Since that test in Feb, I did manage to snag a 3090 Hybrid (has an AIO cooler already installed) and I got exactly the same score as the 3090 did in the chart: 3:53.
It’s a bit of a bummer that the Hybrid 3090 didn’t beat the stock, given the price differential and hassle with setup. But ~4min presumably isn’t enough to saturate the AIO loop. Still, it would be a good indication for other buyers to just stick with the air-cooled gpus as the price is better (I only wound up with this due to nothing else being available).
Hi Swade, I think the main advantage of the AIO cooled GPU is the reliability. I’ve done some overclocking tests in the past and I saw almost no difference when rising frequencies on a same model. Anyway I think a liquid cooled GPU will last longer! EDIT: just tested my 3950x and it scores 4:35 (mtoa 4.2.2)
I noticed that you posted the 3990X, but you didn’t post my 3995WX, which rendered the scene in 1:08. Did you need confirmation?

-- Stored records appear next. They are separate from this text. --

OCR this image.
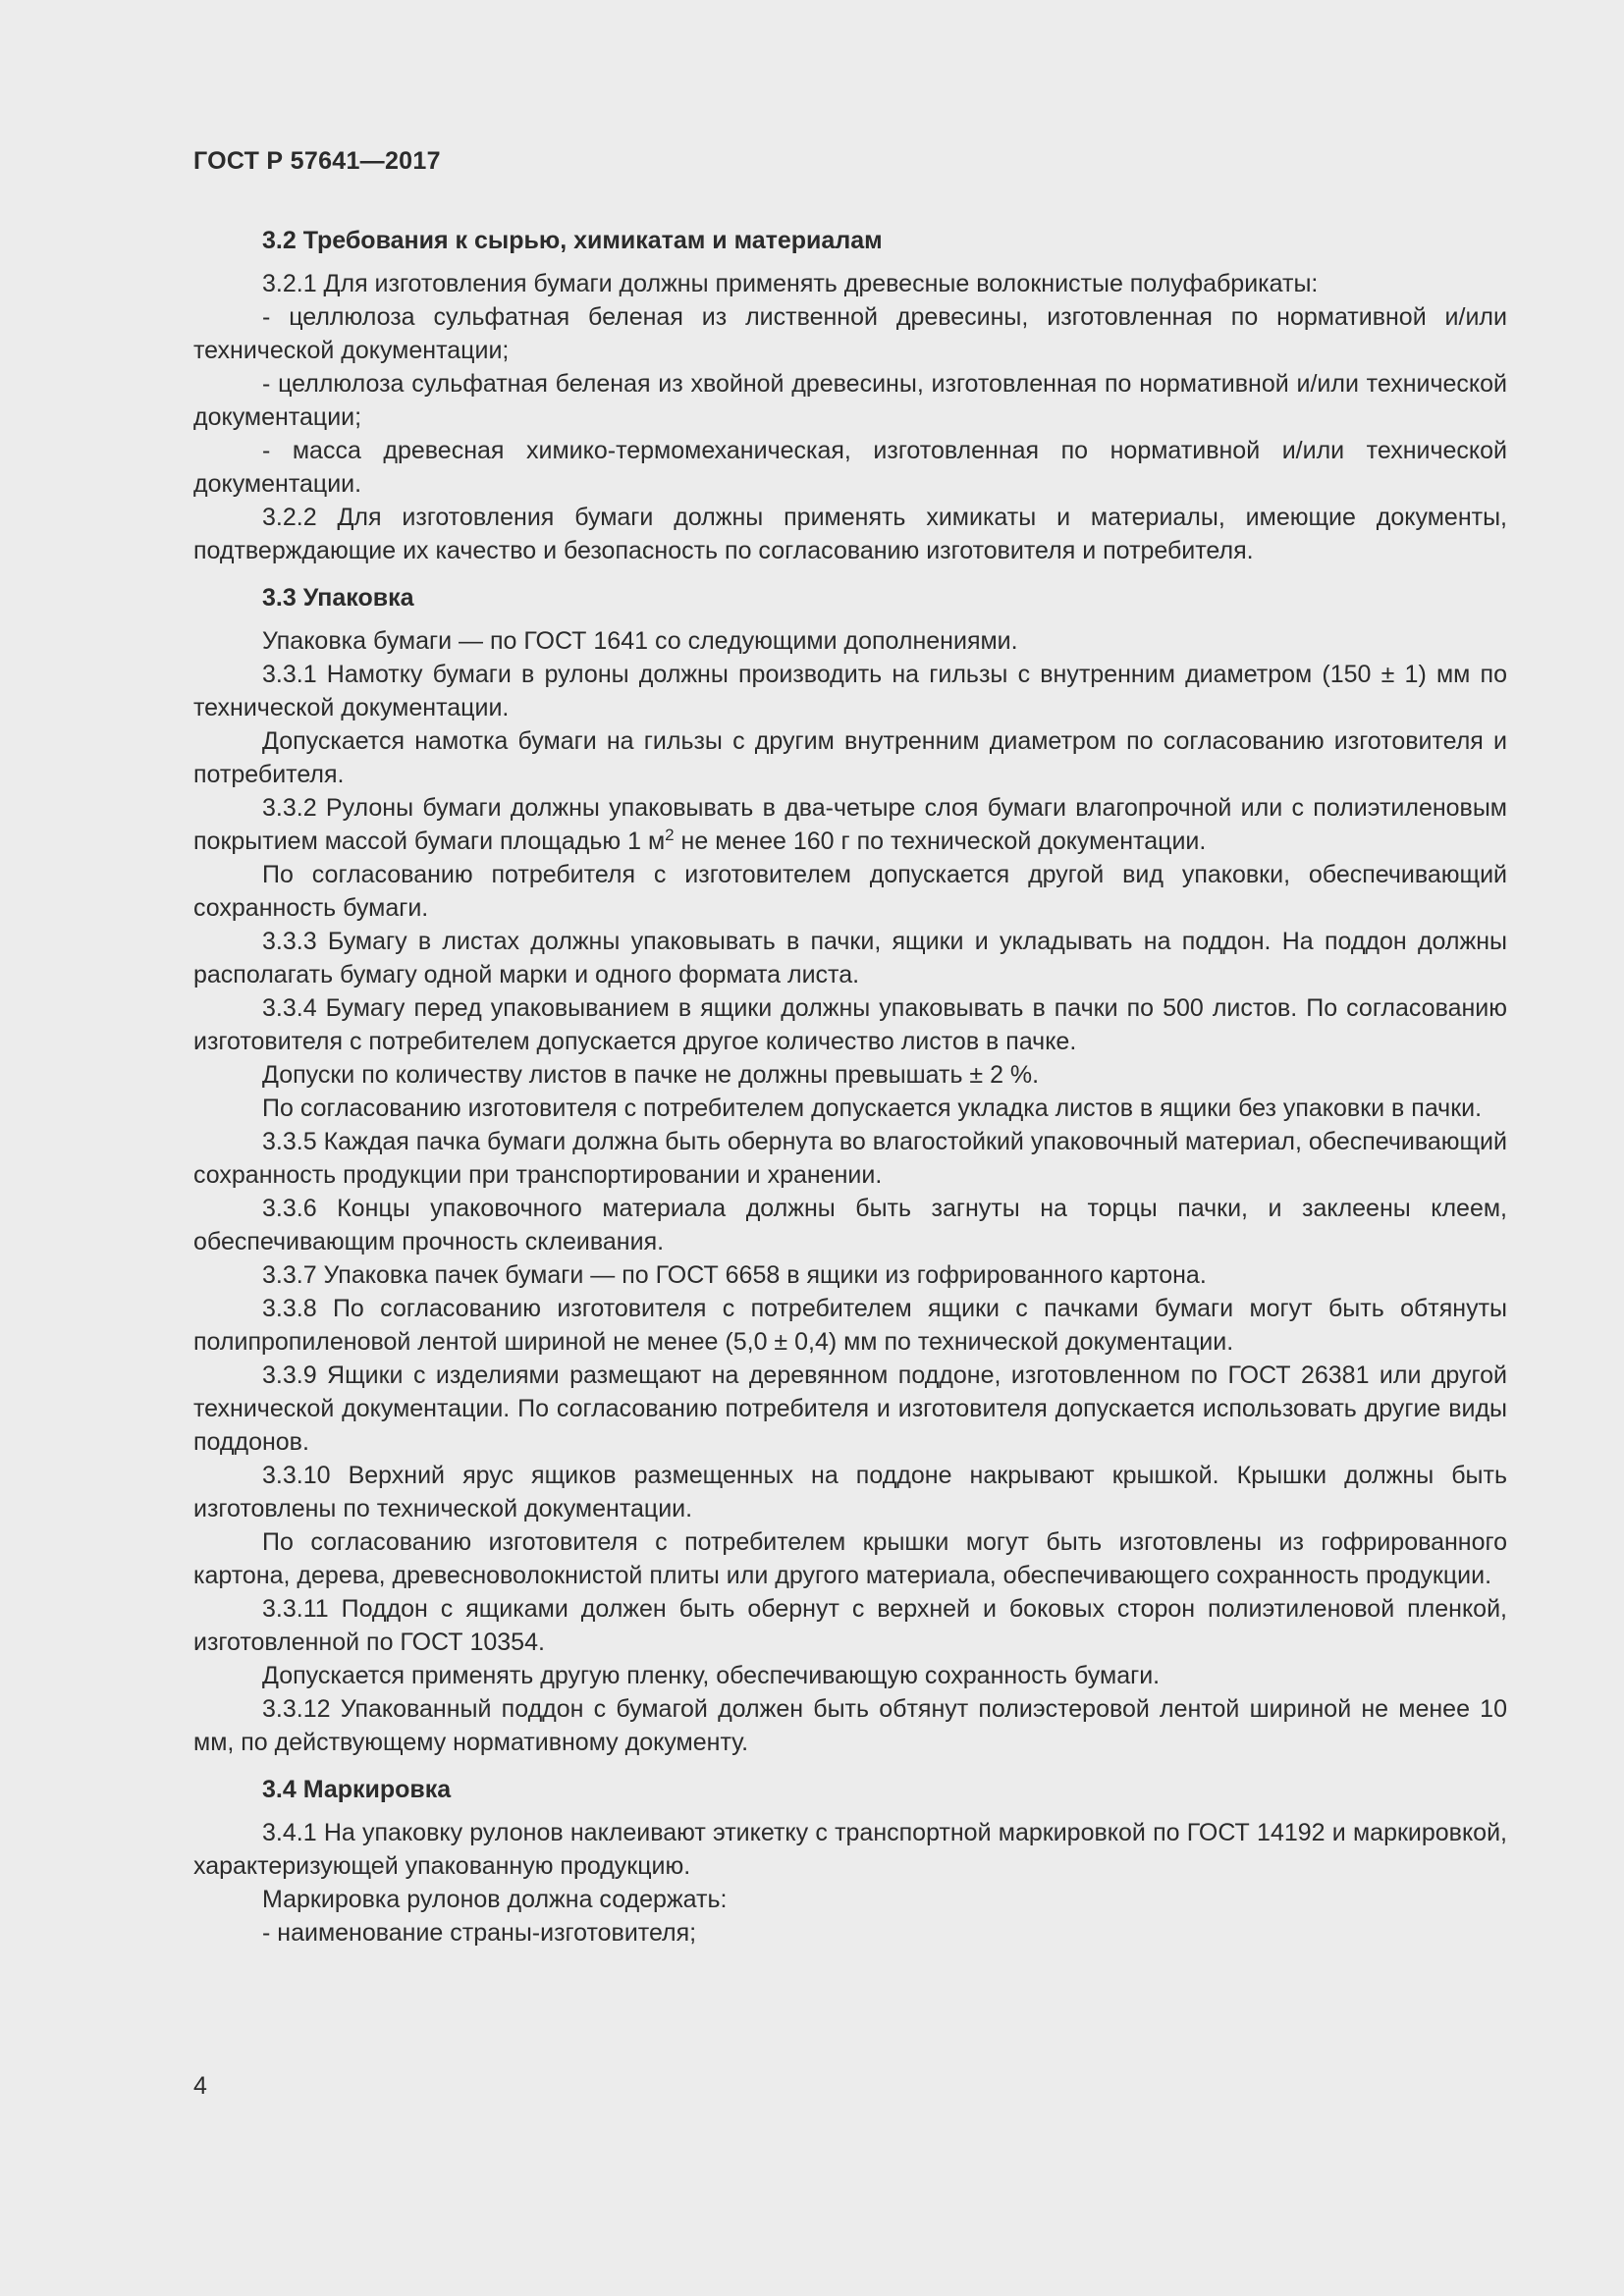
ГОСТ Р 57641—2017
3.2 Требования к сырью, химикатам и материалам

3.2.1 Для изготовления бумаги должны применять древесные волокнистые полуфабрикаты:

- целлюлоза сульфатная беленая из лиственной древесины, изготовленная по нормативной и/или технической документации;

- целлюлоза сульфатная беленая из хвойной древесины, изготовленная по нормативной и/или технической документации;

- масса древесная химико-термомеханическая, изготовленная по нормативной и/или технической документации.

3.2.2 Для изготовления бумаги должны применять химикаты и материалы, имеющие документы, подтверждающие их качество и безопасность по согласованию изготовителя и потребителя.

3.3 Упаковка

Упаковка бумаги — по ГОСТ 1641 со следующими дополнениями.

3.3.1 Намотку бумаги в рулоны должны производить на гильзы с внутренним диаметром (150 ± 1) мм по технической документации.

Допускается намотка бумаги на гильзы с другим внутренним диаметром по согласованию изготовителя и потребителя.

3.3.2 Рулоны бумаги должны упаковывать в два-четыре слоя бумаги влагопрочной или с полиэтиленовым покрытием массой бумаги площадью 1 $м^2$ не менее 160 г по технической документации.

По согласованию потребителя с изготовителем допускается другой вид упаковки, обеспечивающий сохранность бумаги.

3.3.3 Бумагу в листах должны упаковывать в пачки, ящики и укладывать на поддон. На поддон должны располагать бумагу одной марки и одного формата листа.

3.3.4 Бумагу перед упаковыванием в ящики должны упаковывать в пачки по 500 листов. По согласованию изготовителя с потребителем допускается другое количество листов в пачке.

Допуски по количеству листов в пачке не должны превышать ± 2 %.

По согласованию изготовителя с потребителем допускается укладка листов в ящики без упаковки в пачки.

3.3.5 Каждая пачка бумаги должна быть обернута во влагостойкий упаковочный материал, обеспечивающий сохранность продукции при транспортировании и хранении.

3.3.6 Концы упаковочного материала должны быть загнуты на торцы пачки, и заклеены клеем, обеспечивающим прочность склеивания.

3.3.7 Упаковка пачек бумаги — по ГОСТ 6658 в ящики из гофрированного картона.

3.3.8 По согласованию изготовителя с потребителем ящики с пачками бумаги могут быть обтянуты полипропиленовой лентой шириной не менее (5,0 ± 0,4) мм по технической документации.

3.3.9 Ящики с изделиями размещают на деревянном поддоне, изготовленном по ГОСТ 26381 или другой технической документации. По согласованию потребителя и изготовителя допускается использовать другие виды поддонов.

3.3.10 Верхний ярус ящиков размещенных на поддоне накрывают крышкой. Крышки должны быть изготовлены по технической документации.

По согласованию изготовителя с потребителем крышки могут быть изготовлены из гофрированного картона, дерева, древесноволокнистой плиты или другого материала, обеспечивающего сохранность продукции.

3.3.11 Поддон с ящиками должен быть обернут с верхней и боковых сторон полиэтиленовой пленкой, изготовленной по ГОСТ 10354.

Допускается применять другую пленку, обеспечивающую сохранность бумаги.

3.3.12 Упакованный поддон с бумагой должен быть обтянут полиэстеровой лентой шириной не менее 10 мм, по действующему нормативному документу.

3.4 Маркировка

3.4.1 На упаковку рулонов наклеивают этикетку с транспортной маркировкой по ГОСТ 14192 и маркировкой, характеризующей упакованную продукцию.

Маркировка рулонов должна содержать:

- наименование страны-изготовителя;

4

Hello, It is above this one.
I’ve overclocked 3080Ti Gigabyte Gaming OC to 2040Mhz using MSI Afterburner
GPU time = 03:14
Hi mate, thank you for submitting. It seems very fast. What version of Arnold did you use? We can compare results just if you have installed Arnold 4.0.4.
3080Ti Gigabyte Gaming OC
03:22
I posted on the older benchmark, glad to see this newer one :-).
Great work!!
(2:24) Threadripper 3970x w/ 64GB Ram
Thank you Todd! Amazing CPU
CPU Time 12:03
Intel® Xeon® W-1290P Processor CPU @ 3.70 GHz
32 GB RAM
Thanks for this test!
Thank you for the cooperation!
CPU Rendertime: 10:00 (exactly!)
AMD 2700X @ 3.925GHz (PBO on, held stable at frequency all cores at 74 C, stock wraith prism cooler)
32 GB RAM
About to pop in a different CPU in the exact same setup, will post results.

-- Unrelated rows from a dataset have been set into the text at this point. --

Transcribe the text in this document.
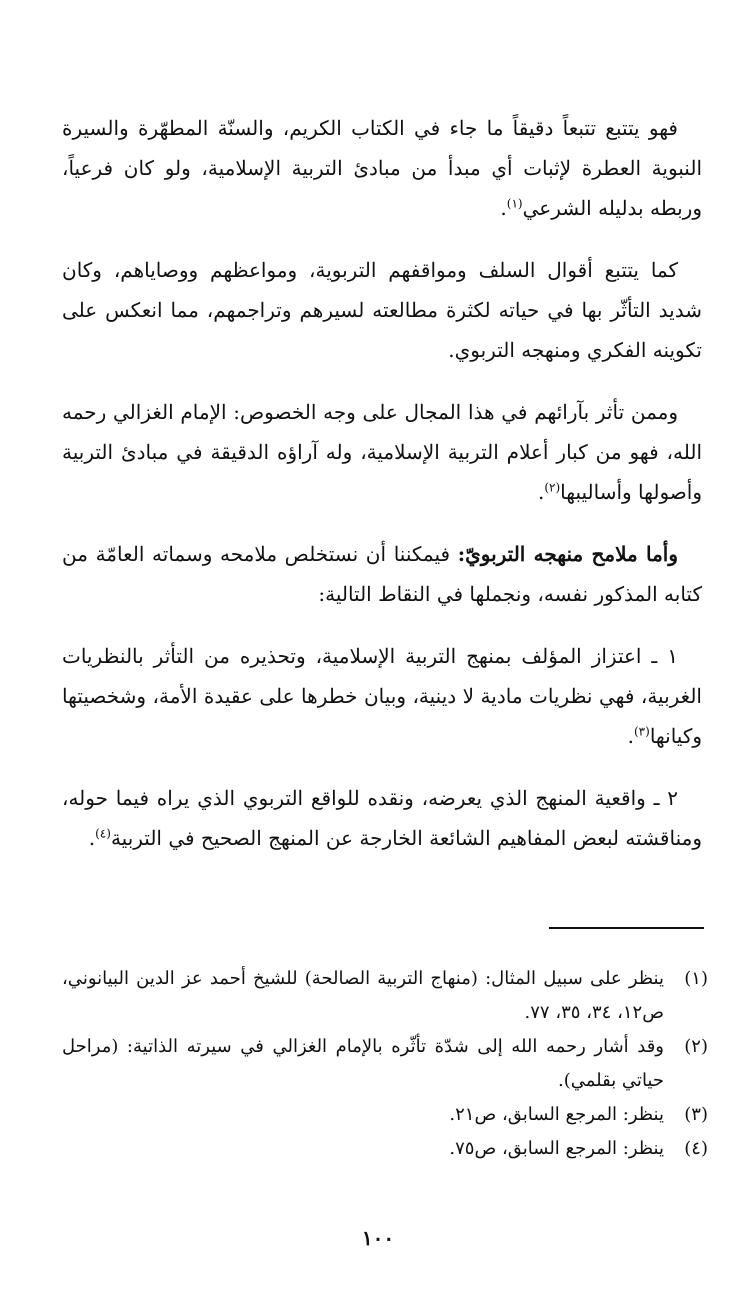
فهو يتتبع تتبعاً دقيقاً ما جاء في الكتاب الكريم، والسنّة المطهّرة والسيرة النبوية العطرة لإثبات أي مبدأ من مبادئ التربية الإسلامية، ولو كان فرعياً، وربطه بدليله الشرعي$^{(١)}$.

كما يتتبع أقوال السلف ومواقفهم التربوية، ومواعظهم ووصاياهم، وكان شديد التأثّر بها في حياته لكثرة مطالعته لسيرهم وتراجمهم، مما انعكس على تكوينه الفكري ومنهجه التربوي.

وممن تأثر بآرائهم في هذا المجال على وجه الخصوص: الإمام الغزالي رحمه الله، فهو من كبار أعلام التربية الإسلامية، وله آراؤه الدقيقة في مبادئ التربية وأصولها وأساليبها$^{(٢)}$.

وأما ملامح منهجه التربويّ: فيمكننا أن نستخلص ملامحه وسماته العامّة من كتابه المذكور نفسه، ونجملها في النقاط التالية:

١ ـ اعتزاز المؤلف بمنهج التربية الإسلامية، وتحذيره من التأثر بالنظريات الغربية، فهي نظريات مادية لا دينية، وبيان خطرها على عقيدة الأمة، وشخصيتها وكيانها$^{(٣)}$.

٢ ـ واقعية المنهج الذي يعرضه، ونقده للواقع التربوي الذي يراه فيما حوله، ومناقشته لبعض المفاهيم الشائعة الخارجة عن المنهج الصحيح في التربية$^{(٤)}$.

(١)
ينظر على سبيل المثال: (منهاج التربية الصالحة) للشيخ أحمد عز الدين البيانوني، ص١٢، ٣٤، ٣٥، ٧٧.
(٢)
وقد أشار رحمه الله إلى شدّة تأثّره بالإمام الغزالي في سيرته الذاتية: (مراحل حياتي بقلمي).
(٣)
ينظر: المرجع السابق، ص٢١.
(٤)
ينظر: المرجع السابق، ص٧٥.
١٠٠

Thank you, keep us informed about the new cpu speed!
CPU Rendertime: 09:58
Intel Core i7-7820X @ 3.60GHz
32 GB RAM
No Overclocking
thanks for your Arnold Benchmark !
Thank you for your contribution 😉
CPU Rendertime: 05:12
Intel Core i9-10980XE @ 3.00GHz
32 GB RAM
Still no Overclocking
Intel i9-10980XE is still a great CPU! Thank you for the update 😉
GPU Render Time: 3:53 – RTX 3090 FE – 68 degrees celcius
CPU Render Time 3:28 – Ryzen 5950X – 72 degrees celcius
128GB Ram 3200
I am not sure why the CPU render time came down from 4:48 to 3:28 after I replaced the GTX960 to RTX3090! Tested twice!

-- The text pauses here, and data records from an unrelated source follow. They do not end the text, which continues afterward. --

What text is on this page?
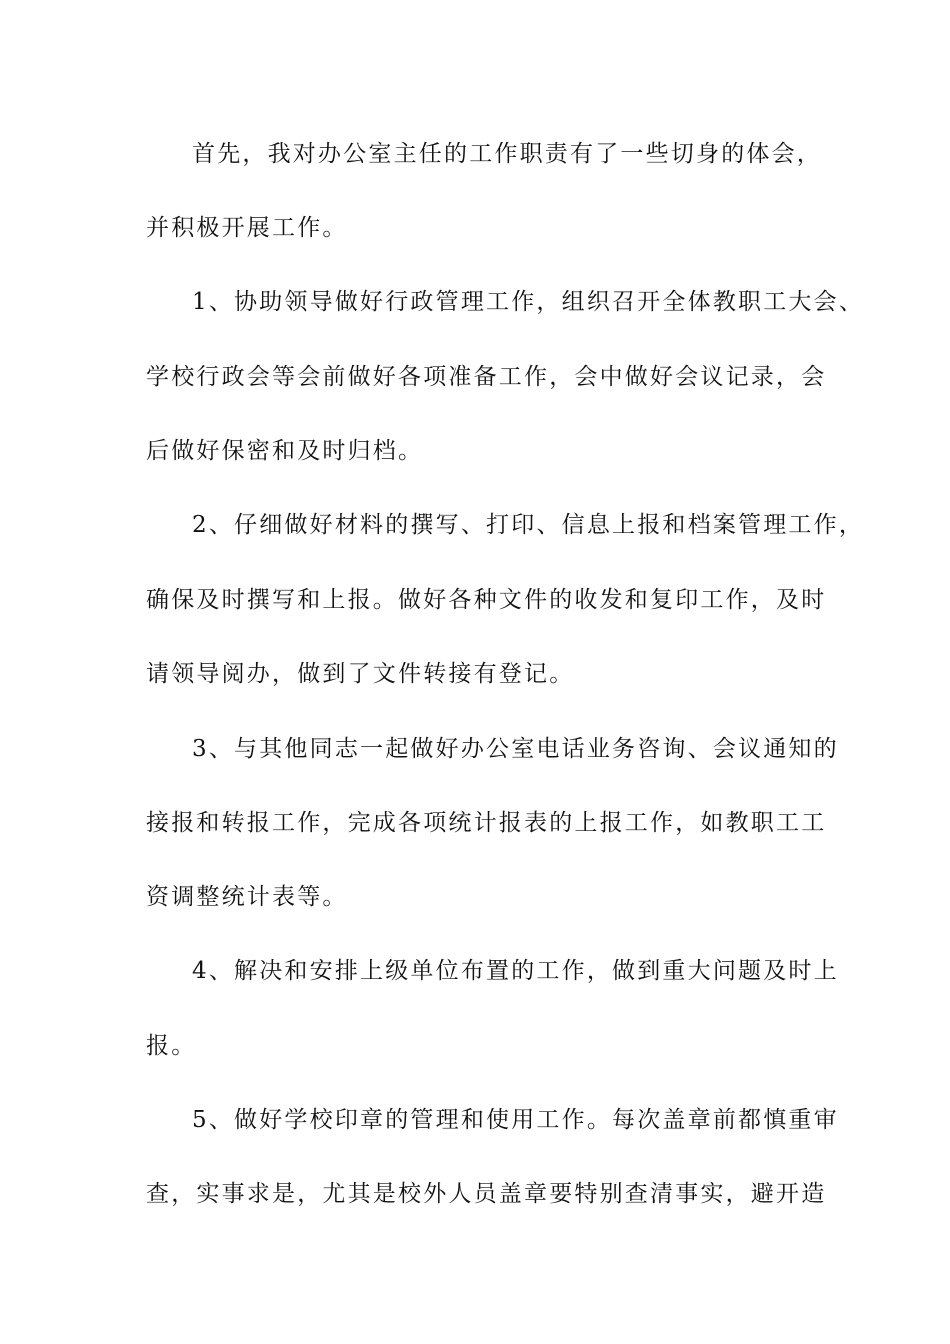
首先，我对办公室主任的工作职责有了一些切身的体会，
并积极开展工作。
1、协助领导做好行政管理工作，组织召开全体教职工大会、
学校行政会等会前做好各项准备工作，会中做好会议记录，会
后做好保密和及时归档。
2、仔细做好材料的撰写、打印、信息上报和档案管理工作，
确保及时撰写和上报。做好各种文件的收发和复印工作，及时
请领导阅办，做到了文件转接有登记。
3、与其他同志一起做好办公室电话业务咨询、会议通知的
接报和转报工作，完成各项统计报表的上报工作，如教职工工
资调整统计表等。
4、解决和安排上级单位布置的工作，做到重大问题及时上
报。
5、做好学校印章的管理和使用工作。每次盖章前都慎重审
查，实事求是，尤其是校外人员盖章要特别查清事实，避开造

This is very strange because Arnold Render don’t allow to use simultaneously GPU and CPU. I really can’t explain it… maybe you accidentally changed some setting?
Nevermind, 4:46 to 4:48 is still correct for the CPU.
I went with dual 3070’s to get the performance of a 3090 without the price tag and case limitations. Running fine on a 750w power supply
Dual 3070’s, 3:26
PNY XLR8 Epic-X RGB 3070 – 6:49
Zotac Twin Edge 3070 (non-OC) – 6:44
Hi Robert, thank you for your contribution. I also prefer to get 2 cheaper cards instead of one very expensive.. they usually behave better and have less problems with heat!